Axford affected a relaxed smile, belying the functionally vicious handgun he was pointing at them. “I’m 1041,” he said. “Nice to see you again, Caryl.”
“You’ve been here the whole time,” she said. “Thirteen-thirteen was just the courier. You’re the payload.”
“The seed, if you like. I was watching through his senses when you killed him. I thought about revealing myself then, but I figured it was safer to wait. You might not have guessed the truth. If you hadn’t, I would have been free to leave whenever the ftl environment had settled down.”
“You’re not going anywhere now, Frank,” said Sol.
“I don’t think you’re really in any position to threaten me, Caryl.” Ten-forty-one looked down at his handgun; then, surprisingly, he tossed it aside and faced Alander. “I know that I probably can’t kill you now, but I have a feeling you’re going to let me go anyway.”
“You’re very much mistaken, I’m afraid,” he said.
“Maybe.” Axford glanced at Sol. “But I don’t think so.”
“What makes you say that?”
“You still think you’re going to succeed, Caryl,” he told her. “You might be right, you might well survive. But me, I
know
I’m going to survive, here and in many, many other places. We’re all going to meet up eventually and begin expanding.” His voice was cold. “I told you once that it’s a big galaxy, that we could coexist peacefully. I wasn’t lying, either. But it doesn’t have to be that way. Treat me badly, and it’ll be
your
worlds I colonize first.” He shrugged. “The choice is yours.”
Alander stepped forward, fists clenching.
“I’m warning you, Caryl,” said Axford, backing away. “Call off your pet freak right now.”
Alander laughed. Physically attacking the ex-general had never been his intention; he was just going for the weapon Axford had discarded. He picked it up and hefted it in one hand.
“What’s this?” he asked. “A PEP gun like 1313 had?”
“Much the same.”
Alander looked at Sol. With one smooth motion, he raised the gun and aimed it at Axford. “What do you think, Caryl? Should we lock him up, or just shoot him now and be done with it?”
“He has a point,” said Sol with an uncomfortable reluctance. “We’re not in a position to make enemies of him, Peter.”
“Don’t let him intimidate you,” he said. “He may be able to breed, but so what? We can breed, too, and there are more of us than him. Remember, we have the advantage of a wider gene pool. It takes more than determination to survive. We have the breadth of experience. We have hybrid vigor.”

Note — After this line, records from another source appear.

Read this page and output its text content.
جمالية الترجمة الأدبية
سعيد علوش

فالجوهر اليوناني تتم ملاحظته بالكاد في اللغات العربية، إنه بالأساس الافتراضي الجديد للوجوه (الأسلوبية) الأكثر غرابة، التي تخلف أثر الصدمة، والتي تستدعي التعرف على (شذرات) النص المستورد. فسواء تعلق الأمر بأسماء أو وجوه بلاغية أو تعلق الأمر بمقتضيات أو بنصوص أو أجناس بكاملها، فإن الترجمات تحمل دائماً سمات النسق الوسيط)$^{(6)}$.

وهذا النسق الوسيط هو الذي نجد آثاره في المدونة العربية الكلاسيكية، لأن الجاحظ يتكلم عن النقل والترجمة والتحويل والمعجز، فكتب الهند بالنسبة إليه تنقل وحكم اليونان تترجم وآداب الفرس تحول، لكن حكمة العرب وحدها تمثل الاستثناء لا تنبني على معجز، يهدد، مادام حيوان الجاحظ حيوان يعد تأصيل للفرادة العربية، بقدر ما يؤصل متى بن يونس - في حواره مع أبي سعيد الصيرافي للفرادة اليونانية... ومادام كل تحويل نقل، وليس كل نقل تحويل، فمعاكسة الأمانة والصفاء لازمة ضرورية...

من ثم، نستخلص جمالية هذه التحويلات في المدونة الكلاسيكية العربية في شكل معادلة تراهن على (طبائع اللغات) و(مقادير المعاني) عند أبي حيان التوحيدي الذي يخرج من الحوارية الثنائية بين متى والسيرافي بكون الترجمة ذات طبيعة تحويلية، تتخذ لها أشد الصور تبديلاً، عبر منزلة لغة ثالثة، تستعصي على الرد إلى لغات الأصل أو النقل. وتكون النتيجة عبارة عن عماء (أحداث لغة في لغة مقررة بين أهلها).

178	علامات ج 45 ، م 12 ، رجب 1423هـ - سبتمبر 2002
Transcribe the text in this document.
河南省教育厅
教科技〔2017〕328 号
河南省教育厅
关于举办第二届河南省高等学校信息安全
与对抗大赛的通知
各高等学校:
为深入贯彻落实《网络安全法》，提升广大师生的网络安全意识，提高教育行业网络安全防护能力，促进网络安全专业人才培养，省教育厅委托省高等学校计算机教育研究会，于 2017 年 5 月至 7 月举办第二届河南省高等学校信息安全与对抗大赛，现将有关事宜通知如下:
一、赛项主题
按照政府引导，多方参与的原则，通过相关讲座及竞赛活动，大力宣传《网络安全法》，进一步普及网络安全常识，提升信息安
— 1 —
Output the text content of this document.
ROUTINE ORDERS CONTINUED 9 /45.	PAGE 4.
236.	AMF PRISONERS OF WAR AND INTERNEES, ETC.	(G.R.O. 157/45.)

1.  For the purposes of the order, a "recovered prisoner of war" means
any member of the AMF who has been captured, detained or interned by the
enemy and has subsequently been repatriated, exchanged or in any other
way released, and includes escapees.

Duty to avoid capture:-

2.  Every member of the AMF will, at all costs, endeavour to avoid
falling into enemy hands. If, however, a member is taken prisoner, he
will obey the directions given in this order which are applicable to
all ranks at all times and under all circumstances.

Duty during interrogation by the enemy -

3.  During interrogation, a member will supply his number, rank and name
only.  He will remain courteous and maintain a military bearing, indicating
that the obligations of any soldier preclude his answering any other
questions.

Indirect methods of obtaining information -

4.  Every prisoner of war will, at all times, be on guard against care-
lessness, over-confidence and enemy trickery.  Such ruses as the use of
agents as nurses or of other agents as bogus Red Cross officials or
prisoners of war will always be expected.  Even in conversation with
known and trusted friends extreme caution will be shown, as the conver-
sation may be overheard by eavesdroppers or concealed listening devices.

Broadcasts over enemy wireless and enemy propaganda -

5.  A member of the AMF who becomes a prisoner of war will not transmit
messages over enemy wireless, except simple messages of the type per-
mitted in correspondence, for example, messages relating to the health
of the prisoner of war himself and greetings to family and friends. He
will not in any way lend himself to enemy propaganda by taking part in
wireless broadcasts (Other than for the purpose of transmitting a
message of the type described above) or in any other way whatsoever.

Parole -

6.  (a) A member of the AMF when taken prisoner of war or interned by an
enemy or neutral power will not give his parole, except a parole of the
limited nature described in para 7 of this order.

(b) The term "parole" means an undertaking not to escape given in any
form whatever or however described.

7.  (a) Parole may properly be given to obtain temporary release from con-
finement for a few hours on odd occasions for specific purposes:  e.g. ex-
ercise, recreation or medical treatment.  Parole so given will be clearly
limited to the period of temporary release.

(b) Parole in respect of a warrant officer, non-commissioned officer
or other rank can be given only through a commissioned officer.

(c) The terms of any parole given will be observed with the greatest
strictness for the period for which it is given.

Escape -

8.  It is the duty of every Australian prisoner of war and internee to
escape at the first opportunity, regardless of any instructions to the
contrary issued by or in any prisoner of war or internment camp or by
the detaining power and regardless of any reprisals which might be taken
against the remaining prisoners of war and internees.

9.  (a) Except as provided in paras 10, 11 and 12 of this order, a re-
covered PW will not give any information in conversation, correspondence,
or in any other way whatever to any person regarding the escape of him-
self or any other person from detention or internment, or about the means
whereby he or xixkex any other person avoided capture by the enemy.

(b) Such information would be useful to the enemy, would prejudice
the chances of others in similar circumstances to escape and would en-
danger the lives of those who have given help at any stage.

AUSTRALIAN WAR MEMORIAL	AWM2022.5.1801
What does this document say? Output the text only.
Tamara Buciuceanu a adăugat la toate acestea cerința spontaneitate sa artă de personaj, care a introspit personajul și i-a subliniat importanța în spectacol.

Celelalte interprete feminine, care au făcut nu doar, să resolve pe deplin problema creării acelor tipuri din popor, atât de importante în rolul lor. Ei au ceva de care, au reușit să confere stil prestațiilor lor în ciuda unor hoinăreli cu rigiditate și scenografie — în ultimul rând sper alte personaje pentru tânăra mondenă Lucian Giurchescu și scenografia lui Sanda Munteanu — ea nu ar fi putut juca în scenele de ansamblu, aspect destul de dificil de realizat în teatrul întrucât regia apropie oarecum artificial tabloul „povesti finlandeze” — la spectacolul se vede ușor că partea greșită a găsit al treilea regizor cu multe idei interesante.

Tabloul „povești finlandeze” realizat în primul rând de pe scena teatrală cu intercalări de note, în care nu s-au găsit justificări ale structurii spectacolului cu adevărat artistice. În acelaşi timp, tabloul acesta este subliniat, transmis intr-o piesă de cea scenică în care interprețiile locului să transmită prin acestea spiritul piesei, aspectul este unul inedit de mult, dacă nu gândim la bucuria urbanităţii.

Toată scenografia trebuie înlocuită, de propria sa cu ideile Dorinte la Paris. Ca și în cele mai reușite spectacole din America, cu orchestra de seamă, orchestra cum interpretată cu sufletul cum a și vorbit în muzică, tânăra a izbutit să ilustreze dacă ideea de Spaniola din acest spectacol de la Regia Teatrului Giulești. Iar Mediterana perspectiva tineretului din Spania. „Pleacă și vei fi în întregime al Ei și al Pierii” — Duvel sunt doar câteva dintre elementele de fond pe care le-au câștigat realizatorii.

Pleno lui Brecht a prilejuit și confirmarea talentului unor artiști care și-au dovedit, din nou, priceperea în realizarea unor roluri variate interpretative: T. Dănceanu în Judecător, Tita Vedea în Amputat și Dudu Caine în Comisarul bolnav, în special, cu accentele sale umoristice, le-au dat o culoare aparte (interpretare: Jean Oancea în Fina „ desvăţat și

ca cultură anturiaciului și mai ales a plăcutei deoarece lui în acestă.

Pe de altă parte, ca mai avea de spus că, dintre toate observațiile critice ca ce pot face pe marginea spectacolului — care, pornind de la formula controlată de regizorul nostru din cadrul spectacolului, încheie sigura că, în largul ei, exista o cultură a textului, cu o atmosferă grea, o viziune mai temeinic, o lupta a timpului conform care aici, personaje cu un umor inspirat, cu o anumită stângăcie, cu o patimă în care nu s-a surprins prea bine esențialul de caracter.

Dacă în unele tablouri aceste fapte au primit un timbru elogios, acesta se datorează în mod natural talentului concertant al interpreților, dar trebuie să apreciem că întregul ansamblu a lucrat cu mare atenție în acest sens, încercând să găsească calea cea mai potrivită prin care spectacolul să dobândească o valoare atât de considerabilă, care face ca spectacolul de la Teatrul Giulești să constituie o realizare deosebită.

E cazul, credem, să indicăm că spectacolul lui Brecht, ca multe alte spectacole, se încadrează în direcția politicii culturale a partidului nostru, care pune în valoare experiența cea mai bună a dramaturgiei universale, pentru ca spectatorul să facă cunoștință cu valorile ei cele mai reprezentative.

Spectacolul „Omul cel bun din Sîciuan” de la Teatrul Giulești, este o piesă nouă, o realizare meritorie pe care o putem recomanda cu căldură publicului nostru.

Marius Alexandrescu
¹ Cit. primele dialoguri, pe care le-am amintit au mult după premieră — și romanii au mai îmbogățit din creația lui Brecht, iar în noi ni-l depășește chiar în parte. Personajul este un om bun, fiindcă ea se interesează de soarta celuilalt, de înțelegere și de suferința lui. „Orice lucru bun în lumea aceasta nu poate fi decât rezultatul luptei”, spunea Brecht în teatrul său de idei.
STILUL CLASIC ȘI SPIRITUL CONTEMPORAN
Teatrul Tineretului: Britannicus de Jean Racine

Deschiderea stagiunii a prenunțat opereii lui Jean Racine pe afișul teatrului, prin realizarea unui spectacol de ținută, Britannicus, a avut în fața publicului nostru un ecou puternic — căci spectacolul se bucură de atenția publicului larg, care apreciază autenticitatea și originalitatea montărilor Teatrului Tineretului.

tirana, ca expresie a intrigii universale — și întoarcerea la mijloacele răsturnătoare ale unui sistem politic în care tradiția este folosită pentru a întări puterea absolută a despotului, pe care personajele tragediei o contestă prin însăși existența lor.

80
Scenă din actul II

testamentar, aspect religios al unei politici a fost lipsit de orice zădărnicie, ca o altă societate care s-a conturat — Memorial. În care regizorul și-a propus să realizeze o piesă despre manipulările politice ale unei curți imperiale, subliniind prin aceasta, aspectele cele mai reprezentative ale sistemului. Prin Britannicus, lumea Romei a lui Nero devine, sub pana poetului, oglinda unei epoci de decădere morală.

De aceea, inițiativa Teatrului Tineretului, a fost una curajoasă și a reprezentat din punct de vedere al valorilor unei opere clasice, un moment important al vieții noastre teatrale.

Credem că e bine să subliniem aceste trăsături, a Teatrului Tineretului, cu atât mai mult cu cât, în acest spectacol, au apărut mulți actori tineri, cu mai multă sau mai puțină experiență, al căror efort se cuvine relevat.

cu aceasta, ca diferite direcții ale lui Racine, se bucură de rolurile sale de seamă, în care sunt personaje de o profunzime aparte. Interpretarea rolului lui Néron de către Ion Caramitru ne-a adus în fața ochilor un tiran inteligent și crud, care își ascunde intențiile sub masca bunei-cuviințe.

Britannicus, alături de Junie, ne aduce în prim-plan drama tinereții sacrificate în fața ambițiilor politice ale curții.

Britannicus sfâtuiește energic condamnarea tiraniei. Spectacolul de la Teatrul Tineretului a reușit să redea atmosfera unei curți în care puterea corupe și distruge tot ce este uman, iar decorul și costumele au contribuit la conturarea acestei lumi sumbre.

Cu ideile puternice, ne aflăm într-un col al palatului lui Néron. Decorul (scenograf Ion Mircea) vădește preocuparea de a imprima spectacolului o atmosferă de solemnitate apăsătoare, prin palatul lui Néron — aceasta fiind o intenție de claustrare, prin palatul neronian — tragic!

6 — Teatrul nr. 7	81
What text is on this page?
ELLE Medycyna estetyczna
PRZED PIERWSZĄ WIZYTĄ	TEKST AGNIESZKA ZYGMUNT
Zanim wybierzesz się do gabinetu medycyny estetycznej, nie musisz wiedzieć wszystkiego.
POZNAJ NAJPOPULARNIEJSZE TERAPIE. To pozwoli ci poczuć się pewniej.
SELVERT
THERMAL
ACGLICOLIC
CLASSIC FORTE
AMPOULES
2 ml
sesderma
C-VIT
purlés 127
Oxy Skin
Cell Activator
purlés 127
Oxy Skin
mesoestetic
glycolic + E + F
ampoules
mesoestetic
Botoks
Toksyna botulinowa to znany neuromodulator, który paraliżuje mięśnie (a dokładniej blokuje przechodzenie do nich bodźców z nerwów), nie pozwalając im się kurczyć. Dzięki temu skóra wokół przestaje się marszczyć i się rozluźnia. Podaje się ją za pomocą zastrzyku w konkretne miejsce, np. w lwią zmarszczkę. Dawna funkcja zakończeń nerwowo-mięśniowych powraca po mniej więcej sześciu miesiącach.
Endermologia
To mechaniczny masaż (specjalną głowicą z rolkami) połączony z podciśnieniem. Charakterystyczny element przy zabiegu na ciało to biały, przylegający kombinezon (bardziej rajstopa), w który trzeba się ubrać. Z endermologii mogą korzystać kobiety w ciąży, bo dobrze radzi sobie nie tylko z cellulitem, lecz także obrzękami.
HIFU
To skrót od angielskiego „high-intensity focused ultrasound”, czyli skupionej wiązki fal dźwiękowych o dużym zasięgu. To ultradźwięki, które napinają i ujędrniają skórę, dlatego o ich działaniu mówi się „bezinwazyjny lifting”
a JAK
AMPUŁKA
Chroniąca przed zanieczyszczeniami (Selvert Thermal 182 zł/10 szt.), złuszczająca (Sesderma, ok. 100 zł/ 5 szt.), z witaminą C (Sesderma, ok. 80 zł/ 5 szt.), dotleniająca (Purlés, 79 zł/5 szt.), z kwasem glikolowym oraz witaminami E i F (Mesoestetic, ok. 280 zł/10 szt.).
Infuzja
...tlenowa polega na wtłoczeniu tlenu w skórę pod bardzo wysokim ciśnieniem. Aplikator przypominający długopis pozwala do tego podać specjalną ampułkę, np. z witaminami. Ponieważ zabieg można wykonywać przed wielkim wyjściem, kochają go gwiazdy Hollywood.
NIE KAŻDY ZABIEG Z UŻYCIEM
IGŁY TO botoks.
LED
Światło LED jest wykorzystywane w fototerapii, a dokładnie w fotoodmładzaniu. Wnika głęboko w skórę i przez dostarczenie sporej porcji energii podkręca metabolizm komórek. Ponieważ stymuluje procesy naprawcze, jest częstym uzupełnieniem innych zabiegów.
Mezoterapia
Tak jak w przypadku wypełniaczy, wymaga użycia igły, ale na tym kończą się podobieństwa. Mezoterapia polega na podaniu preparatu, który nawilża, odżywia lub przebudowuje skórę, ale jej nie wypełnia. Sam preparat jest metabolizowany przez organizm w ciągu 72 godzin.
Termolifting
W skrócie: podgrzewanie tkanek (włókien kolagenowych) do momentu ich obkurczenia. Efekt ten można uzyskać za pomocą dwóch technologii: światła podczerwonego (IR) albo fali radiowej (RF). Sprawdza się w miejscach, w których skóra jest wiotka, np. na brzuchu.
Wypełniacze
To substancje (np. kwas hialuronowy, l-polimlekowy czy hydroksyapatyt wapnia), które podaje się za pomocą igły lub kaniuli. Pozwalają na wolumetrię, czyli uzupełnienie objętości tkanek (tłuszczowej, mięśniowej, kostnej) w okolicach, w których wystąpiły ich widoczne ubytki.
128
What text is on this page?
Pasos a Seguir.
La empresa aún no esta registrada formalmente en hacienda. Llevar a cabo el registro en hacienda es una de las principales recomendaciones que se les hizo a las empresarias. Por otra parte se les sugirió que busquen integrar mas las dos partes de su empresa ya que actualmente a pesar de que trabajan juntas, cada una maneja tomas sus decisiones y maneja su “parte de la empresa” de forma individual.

Axford smiled. “Maybe so. But that’s not enough, either. It’s a dog-eat-dog universe out there, and you have to be the dog that bites first, or you end up getting bitten. Personally, I don’t think you have what it takes.”
Alander tightened his grip on the weapon. He could feel the floor of the hole ship shaking beneath him. Whatever was happening to the Trident, it was only getting worse. They didn’t have all day to stand around arguing about who deserved to survive in the long term.
Are we immortal
, Lucia had asked him once,
or destined to die a thousand times?
Alander fired. He wasn’t an expert shot, but at such close range, it was effective enough. The noise was deafening, the flash of light blinding. He barely blinked, and Axford was on the floor, a bloody mess contained by his I-suit where his head had once been.
“Jesus—!” Sol flinched from the violence. “My God, Peter. You killed him!”
“That was the idea.” He lowered the weapon, aware of sweat on his palms, weakness in his knees, and a tremor all down his gun arm. He didn’t feel sick, and he didn’t feel guilty, but he was immensely relieved that he didn’t feel powerful, either.
She went over to check Axford for a pulse. Like Alander, she obviously wasn’t prepared to take any chances when it came to the ex-general.
“Two down,” she said, standing. “God only knows how many more to go.”